Most of the work in getting this app into production was not implementing the top-level features. Sorry, no discussion of fancy statistical process control methods here. Instead this talk will discuss some of the many things the development team (none of which came from a software development background) needed to learn in order to create a robust, secure, and maintainable production application.
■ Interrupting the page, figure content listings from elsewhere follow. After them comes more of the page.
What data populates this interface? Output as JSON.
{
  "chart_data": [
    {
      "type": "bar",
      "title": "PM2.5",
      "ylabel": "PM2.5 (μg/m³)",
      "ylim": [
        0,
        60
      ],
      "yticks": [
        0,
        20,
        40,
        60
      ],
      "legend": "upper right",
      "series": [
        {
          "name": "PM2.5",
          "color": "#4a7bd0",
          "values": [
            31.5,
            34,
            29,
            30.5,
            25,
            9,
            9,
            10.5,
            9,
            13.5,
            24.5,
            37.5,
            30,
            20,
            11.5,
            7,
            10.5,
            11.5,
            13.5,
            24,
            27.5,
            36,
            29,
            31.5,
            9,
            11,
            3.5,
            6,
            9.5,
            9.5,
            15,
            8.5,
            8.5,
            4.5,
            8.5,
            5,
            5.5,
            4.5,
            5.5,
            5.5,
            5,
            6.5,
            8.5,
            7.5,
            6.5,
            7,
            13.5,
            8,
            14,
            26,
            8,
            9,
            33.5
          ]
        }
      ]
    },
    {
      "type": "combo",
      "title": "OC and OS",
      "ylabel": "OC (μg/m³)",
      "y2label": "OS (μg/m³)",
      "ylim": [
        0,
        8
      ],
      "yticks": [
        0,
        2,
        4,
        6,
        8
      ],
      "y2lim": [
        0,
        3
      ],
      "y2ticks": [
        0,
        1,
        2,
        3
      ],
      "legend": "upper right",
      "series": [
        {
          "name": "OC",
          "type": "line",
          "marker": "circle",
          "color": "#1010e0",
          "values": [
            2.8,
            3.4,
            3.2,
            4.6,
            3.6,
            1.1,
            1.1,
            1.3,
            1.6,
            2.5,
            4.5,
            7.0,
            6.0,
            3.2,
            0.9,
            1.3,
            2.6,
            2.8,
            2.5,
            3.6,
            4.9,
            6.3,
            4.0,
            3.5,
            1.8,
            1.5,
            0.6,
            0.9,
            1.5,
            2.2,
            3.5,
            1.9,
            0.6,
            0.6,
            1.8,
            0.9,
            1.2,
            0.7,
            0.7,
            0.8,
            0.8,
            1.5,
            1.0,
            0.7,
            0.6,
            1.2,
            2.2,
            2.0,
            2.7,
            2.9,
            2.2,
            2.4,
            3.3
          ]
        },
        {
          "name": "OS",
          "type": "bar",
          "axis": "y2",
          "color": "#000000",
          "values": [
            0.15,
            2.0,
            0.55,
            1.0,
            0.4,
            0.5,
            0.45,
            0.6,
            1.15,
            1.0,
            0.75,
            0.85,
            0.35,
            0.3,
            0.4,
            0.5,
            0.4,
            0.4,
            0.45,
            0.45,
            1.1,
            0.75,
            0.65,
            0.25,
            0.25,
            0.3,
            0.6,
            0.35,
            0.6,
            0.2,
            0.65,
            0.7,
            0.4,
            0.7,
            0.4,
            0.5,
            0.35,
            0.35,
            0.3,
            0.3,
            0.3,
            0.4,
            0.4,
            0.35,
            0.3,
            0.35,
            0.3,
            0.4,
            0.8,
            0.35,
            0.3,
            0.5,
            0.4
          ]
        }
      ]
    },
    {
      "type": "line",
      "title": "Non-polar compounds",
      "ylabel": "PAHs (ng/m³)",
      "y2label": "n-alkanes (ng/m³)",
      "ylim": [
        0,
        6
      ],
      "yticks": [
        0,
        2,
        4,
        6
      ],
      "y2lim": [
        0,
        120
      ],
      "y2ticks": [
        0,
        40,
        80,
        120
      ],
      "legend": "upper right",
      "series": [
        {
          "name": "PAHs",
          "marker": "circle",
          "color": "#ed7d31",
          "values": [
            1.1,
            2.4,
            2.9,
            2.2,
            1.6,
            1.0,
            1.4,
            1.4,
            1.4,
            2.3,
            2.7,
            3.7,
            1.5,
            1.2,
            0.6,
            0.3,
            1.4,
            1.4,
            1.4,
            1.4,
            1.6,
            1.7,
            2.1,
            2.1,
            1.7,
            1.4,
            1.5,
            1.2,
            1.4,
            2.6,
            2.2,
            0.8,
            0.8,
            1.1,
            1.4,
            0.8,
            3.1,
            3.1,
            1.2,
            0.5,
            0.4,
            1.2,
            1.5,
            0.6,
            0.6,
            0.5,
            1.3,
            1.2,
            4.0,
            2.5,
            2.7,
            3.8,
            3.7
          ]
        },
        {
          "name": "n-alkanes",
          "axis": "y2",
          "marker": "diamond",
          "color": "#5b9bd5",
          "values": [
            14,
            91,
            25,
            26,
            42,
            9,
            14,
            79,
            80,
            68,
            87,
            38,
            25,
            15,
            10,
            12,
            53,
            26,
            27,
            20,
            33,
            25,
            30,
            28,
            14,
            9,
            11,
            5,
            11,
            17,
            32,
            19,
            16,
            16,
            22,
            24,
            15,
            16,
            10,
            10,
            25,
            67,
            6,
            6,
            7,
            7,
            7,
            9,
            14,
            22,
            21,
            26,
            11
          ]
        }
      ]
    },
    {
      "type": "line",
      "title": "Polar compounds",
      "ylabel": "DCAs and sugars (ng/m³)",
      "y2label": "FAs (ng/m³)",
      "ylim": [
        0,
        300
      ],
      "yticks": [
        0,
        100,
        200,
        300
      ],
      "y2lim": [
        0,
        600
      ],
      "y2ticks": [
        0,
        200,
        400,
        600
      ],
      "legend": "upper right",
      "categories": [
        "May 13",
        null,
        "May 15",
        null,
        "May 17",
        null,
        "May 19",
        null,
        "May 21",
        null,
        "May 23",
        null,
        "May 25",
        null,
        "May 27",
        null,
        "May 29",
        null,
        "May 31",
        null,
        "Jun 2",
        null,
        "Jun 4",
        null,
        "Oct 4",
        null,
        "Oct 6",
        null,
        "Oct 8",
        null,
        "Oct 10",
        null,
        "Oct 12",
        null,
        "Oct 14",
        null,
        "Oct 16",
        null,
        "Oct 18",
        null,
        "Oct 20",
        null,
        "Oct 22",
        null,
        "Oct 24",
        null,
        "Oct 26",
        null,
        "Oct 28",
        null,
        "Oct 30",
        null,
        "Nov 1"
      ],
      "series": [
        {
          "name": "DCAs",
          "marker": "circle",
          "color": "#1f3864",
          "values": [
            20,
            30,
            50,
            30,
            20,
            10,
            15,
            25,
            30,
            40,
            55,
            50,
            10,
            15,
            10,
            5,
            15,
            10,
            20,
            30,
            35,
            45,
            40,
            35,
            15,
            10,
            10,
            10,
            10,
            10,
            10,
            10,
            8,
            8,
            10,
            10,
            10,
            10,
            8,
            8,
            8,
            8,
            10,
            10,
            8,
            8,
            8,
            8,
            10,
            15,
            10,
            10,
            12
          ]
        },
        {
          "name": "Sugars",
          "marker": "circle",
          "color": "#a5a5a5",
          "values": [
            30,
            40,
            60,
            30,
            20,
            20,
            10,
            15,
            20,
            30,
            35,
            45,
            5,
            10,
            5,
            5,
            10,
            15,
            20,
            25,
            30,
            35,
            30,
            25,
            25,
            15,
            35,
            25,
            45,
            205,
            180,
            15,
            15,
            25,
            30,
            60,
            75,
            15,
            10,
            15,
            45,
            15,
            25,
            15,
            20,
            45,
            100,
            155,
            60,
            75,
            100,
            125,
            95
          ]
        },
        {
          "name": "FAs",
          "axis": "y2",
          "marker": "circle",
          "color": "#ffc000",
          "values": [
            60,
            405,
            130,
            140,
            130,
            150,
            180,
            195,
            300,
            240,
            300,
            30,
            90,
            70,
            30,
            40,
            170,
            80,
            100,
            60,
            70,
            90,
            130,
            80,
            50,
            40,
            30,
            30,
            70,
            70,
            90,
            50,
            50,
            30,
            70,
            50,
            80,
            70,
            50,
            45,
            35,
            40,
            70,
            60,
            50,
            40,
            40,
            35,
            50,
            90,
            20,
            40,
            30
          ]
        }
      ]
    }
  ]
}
Marcus Adams is an Associate Director, Engineering at the biopharmaceutical company Merck. He earned his BEng and MS in Chemical Engineering from the University of Delaware and Villanova University, respectively. His more than decade of experience at Merck spans the bio-pharmaceutical spectrum and includes experience in pre-clinical PK/PD modeling, product commercialization, in-line technology support, procurement, and vaccine distribution technology development. Currently, he works as a part of the Digital Proactive Process Analytics team, leveraging Merck’s Big Data Platform in the development of manufacturing information data models, report automation tools, and integrated-systems analysis applications. His professional interests include effective digital visualization, reproducible research/analysis, and convincing his coworkers of the diverse, flourishing world beyond Microsoft Excel.